Roundtable looks at simplified environmental control systems in historic house museums
June 8, 2011
Historic New England staff recently participated in a roundtable to share our findings and foster a dialogue with peer organizations about improving Relative Humidity (RH) control in historic house museums in the region.
Historic New England has been striving for a more comprehensive understanding of the environmental control systems in our historic properties since 1997. The Institute of Museum and Library Services awarded us a two-year grant to support this work through 2011.
This phase took a forward-thinking approach to 1.) implementing an improved environmental monitoring system for our historic house museums and 2.) upgrading the environmental control systems in four of our properties.

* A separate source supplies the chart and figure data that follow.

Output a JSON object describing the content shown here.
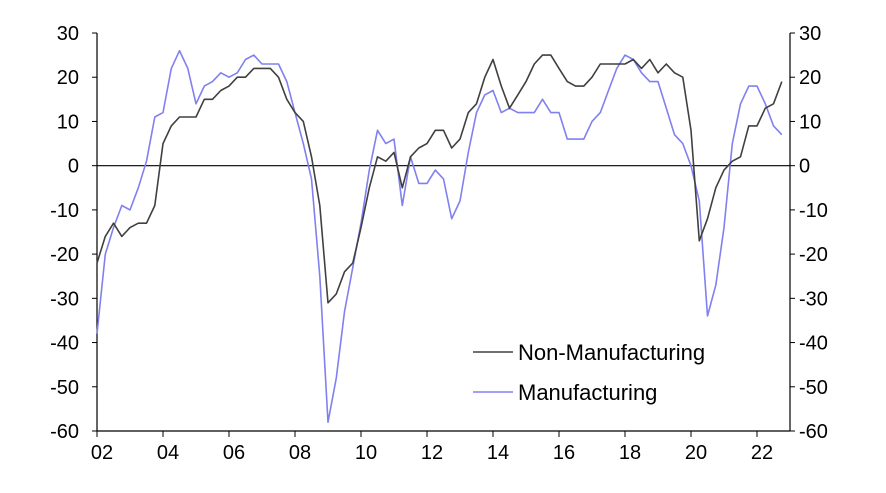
{
  "chart_data": {
    "type": "line",
    "title": "",
    "xlabel": "",
    "ylabel": "",
    "xlim": [
      2002,
      2023
    ],
    "ylim": [
      -60,
      30
    ],
    "y_ticks": [
      30,
      20,
      10,
      0,
      -10,
      -20,
      -30,
      -40,
      -50,
      -60
    ],
    "y_tick_labels": [
      "30",
      "20",
      "10",
      "0",
      "-10",
      "-20",
      "-30",
      "-40",
      "-50",
      "-60"
    ],
    "x_ticks": [
      2002,
      2004,
      2006,
      2008,
      2010,
      2012,
      2014,
      2016,
      2018,
      2020,
      2022
    ],
    "x_tick_labels": [
      "02",
      "04",
      "06",
      "08",
      "10",
      "12",
      "14",
      "16",
      "18",
      "20",
      "22"
    ],
    "grid": false,
    "zero_line": true,
    "secondary_y_axis": true,
    "legend": {
      "position": "bottom-right"
    },
    "series": [
      {
        "name": "Non-Manufacturing",
        "color": "#404040",
        "x": [
          2002.0,
          2002.25,
          2002.5,
          2002.75,
          2003.0,
          2003.25,
          2003.5,
          2003.75,
          2004.0,
          2004.25,
          2004.5,
          2004.75,
          2005.0,
          2005.25,
          2005.5,
          2005.75,
          2006.0,
          2006.25,
          2006.5,
          2006.75,
          2007.0,
          2007.25,
          2007.5,
          2007.75,
          2008.0,
          2008.25,
          2008.5,
          2008.75,
          2009.0,
          2009.25,
          2009.5,
          2009.75,
          2010.0,
          2010.25,
          2010.5,
          2010.75,
          2011.0,
          2011.25,
          2011.5,
          2011.75,
          2012.0,
          2012.25,
          2012.5,
          2012.75,
          2013.0,
          2013.25,
          2013.5,
          2013.75,
          2014.0,
          2014.25,
          2014.5,
          2014.75,
          2015.0,
          2015.25,
          2015.5,
          2015.75,
          2016.0,
          2016.25,
          2016.5,
          2016.75,
          2017.0,
          2017.25,
          2017.5,
          2017.75,
          2018.0,
          2018.25,
          2018.5,
          2018.75,
          2019.0,
          2019.25,
          2019.5,
          2019.75,
          2020.0,
          2020.25,
          2020.5,
          2020.75,
          2021.0,
          2021.25,
          2021.5,
          2021.75,
          2022.0,
          2022.25,
          2022.5,
          2022.75
        ],
        "values": [
          -22,
          -16,
          -13,
          -16,
          -14,
          -13,
          -13,
          -9,
          5,
          9,
          11,
          11,
          11,
          15,
          15,
          17,
          18,
          20,
          20,
          22,
          22,
          22,
          20,
          15,
          12,
          10,
          2,
          -9,
          -31,
          -29,
          -24,
          -22,
          -14,
          -5,
          2,
          1,
          3,
          -5,
          2,
          4,
          5,
          8,
          8,
          4,
          6,
          12,
          14,
          20,
          24,
          18,
          13,
          16,
          19,
          23,
          25,
          25,
          22,
          19,
          18,
          18,
          20,
          23,
          23,
          23,
          23,
          24,
          22,
          24,
          21,
          23,
          21,
          20,
          8,
          -17,
          -12,
          -5,
          -1,
          1,
          2,
          9,
          9,
          13,
          14,
          19
        ]
      },
      {
        "name": "Manufacturing",
        "color": "#8080f0",
        "x": [
          2002.0,
          2002.25,
          2002.5,
          2002.75,
          2003.0,
          2003.25,
          2003.5,
          2003.75,
          2004.0,
          2004.25,
          2004.5,
          2004.75,
          2005.0,
          2005.25,
          2005.5,
          2005.75,
          2006.0,
          2006.25,
          2006.5,
          2006.75,
          2007.0,
          2007.25,
          2007.5,
          2007.75,
          2008.0,
          2008.25,
          2008.5,
          2008.75,
          2009.0,
          2009.25,
          2009.5,
          2009.75,
          2010.0,
          2010.25,
          2010.5,
          2010.75,
          2011.0,
          2011.25,
          2011.5,
          2011.75,
          2012.0,
          2012.25,
          2012.5,
          2012.75,
          2013.0,
          2013.25,
          2013.5,
          2013.75,
          2014.0,
          2014.25,
          2014.5,
          2014.75,
          2015.0,
          2015.25,
          2015.5,
          2015.75,
          2016.0,
          2016.25,
          2016.5,
          2016.75,
          2017.0,
          2017.25,
          2017.5,
          2017.75,
          2018.0,
          2018.25,
          2018.5,
          2018.75,
          2019.0,
          2019.25,
          2019.5,
          2019.75,
          2020.0,
          2020.25,
          2020.5,
          2020.75,
          2021.0,
          2021.25,
          2021.5,
          2021.75,
          2022.0,
          2022.25,
          2022.5,
          2022.75
        ],
        "values": [
          -38,
          -20,
          -14,
          -9,
          -10,
          -5,
          1,
          11,
          12,
          22,
          26,
          22,
          14,
          18,
          19,
          21,
          20,
          21,
          24,
          25,
          23,
          23,
          23,
          19,
          12,
          5,
          -3,
          -25,
          -58,
          -48,
          -33,
          -23,
          -13,
          -1,
          8,
          5,
          6,
          -9,
          2,
          -4,
          -4,
          -1,
          -3,
          -12,
          -8,
          3,
          12,
          16,
          17,
          12,
          13,
          12,
          12,
          12,
          15,
          12,
          12,
          6,
          6,
          6,
          10,
          12,
          17,
          22,
          25,
          24,
          21,
          19,
          19,
          13,
          7,
          5,
          0,
          -8,
          -34,
          -27,
          -14,
          5,
          14,
          18,
          18,
          14,
          9,
          7
        ]
      }
    ]
  }
}
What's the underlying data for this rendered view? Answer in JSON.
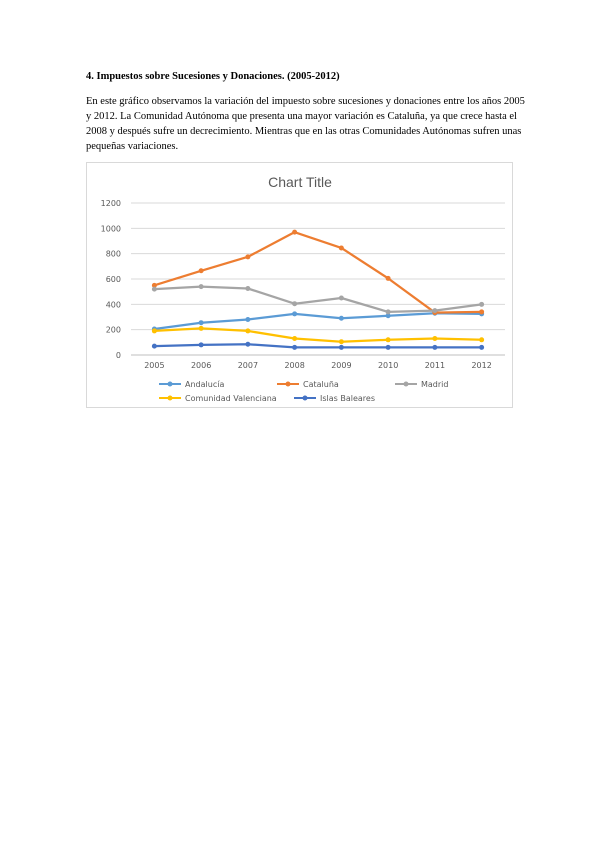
{
  "document": {
    "heading": "4. Impuestos sobre Sucesiones y Donaciones. (2005-2012)",
    "paragraph": "En este gráfico observamos la variación del impuesto sobre sucesiones y donaciones entre los años 2005 y 2012. La Comunidad Autónoma  que presenta una mayor variación es Cataluña, ya que crece hasta el 2008 y después sufre un decrecimiento. Mientras que en las otras Comunidades Autónomas sufren unas pequeñas variaciones."
  },
  "chart_data": {
    "type": "line",
    "title": "Chart Title",
    "xlabel": "",
    "ylabel": "",
    "categories": [
      "2005",
      "2006",
      "2007",
      "2008",
      "2009",
      "2010",
      "2011",
      "2012"
    ],
    "ylim": [
      0,
      1200
    ],
    "yticks": [
      0,
      200,
      400,
      600,
      800,
      1000,
      1200
    ],
    "grid": true,
    "legend_position": "bottom",
    "series": [
      {
        "name": "Andalucía",
        "color": "#5b9bd5",
        "values": [
          205,
          255,
          280,
          325,
          290,
          310,
          330,
          325
        ]
      },
      {
        "name": "Cataluña",
        "color": "#ed7d31",
        "values": [
          550,
          665,
          775,
          970,
          845,
          605,
          335,
          340
        ]
      },
      {
        "name": "Madrid",
        "color": "#a5a5a5",
        "values": [
          520,
          540,
          525,
          405,
          450,
          340,
          350,
          400
        ]
      },
      {
        "name": "Comunidad Valenciana",
        "color": "#ffc000",
        "values": [
          190,
          210,
          190,
          130,
          105,
          120,
          130,
          120
        ]
      },
      {
        "name": "Islas Baleares",
        "color": "#4472c4",
        "values": [
          70,
          80,
          85,
          60,
          60,
          60,
          60,
          60
        ]
      }
    ]
  }
}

In addition to Historic New England’s current four-step approach to environmental systems, roundtable attendees, through discussion, developed some basic guidelines:
- Design systems that are understood by those responsible for the day-to-day site management.
- Keep it simple, especially the controls.
- Use local contractors who understand the proposed systems.
- Require as-builts (documentation of how something was built as opposed to how it was designed) from all contractors: equipment as-builts and control as-builts, and create a system manual.
- Review and update system documents at least annually.
- Do not install any systems unless there is staff expertise available to monitor and troubleshoot the systems after the project is completed, and funds are available to maintain and update software as required. Staff turnover can be very costly unless the new staff member is well versed in the systems.
- Continue reliable temperature and RH monitoring after the systems are installed.
- Design systems to fail to a safe mode (i.e., heat turn off instead of overheat).
- Include minimum and maximum set safety points for T (temperature) and RH with fail-safe mechanical cut-offs.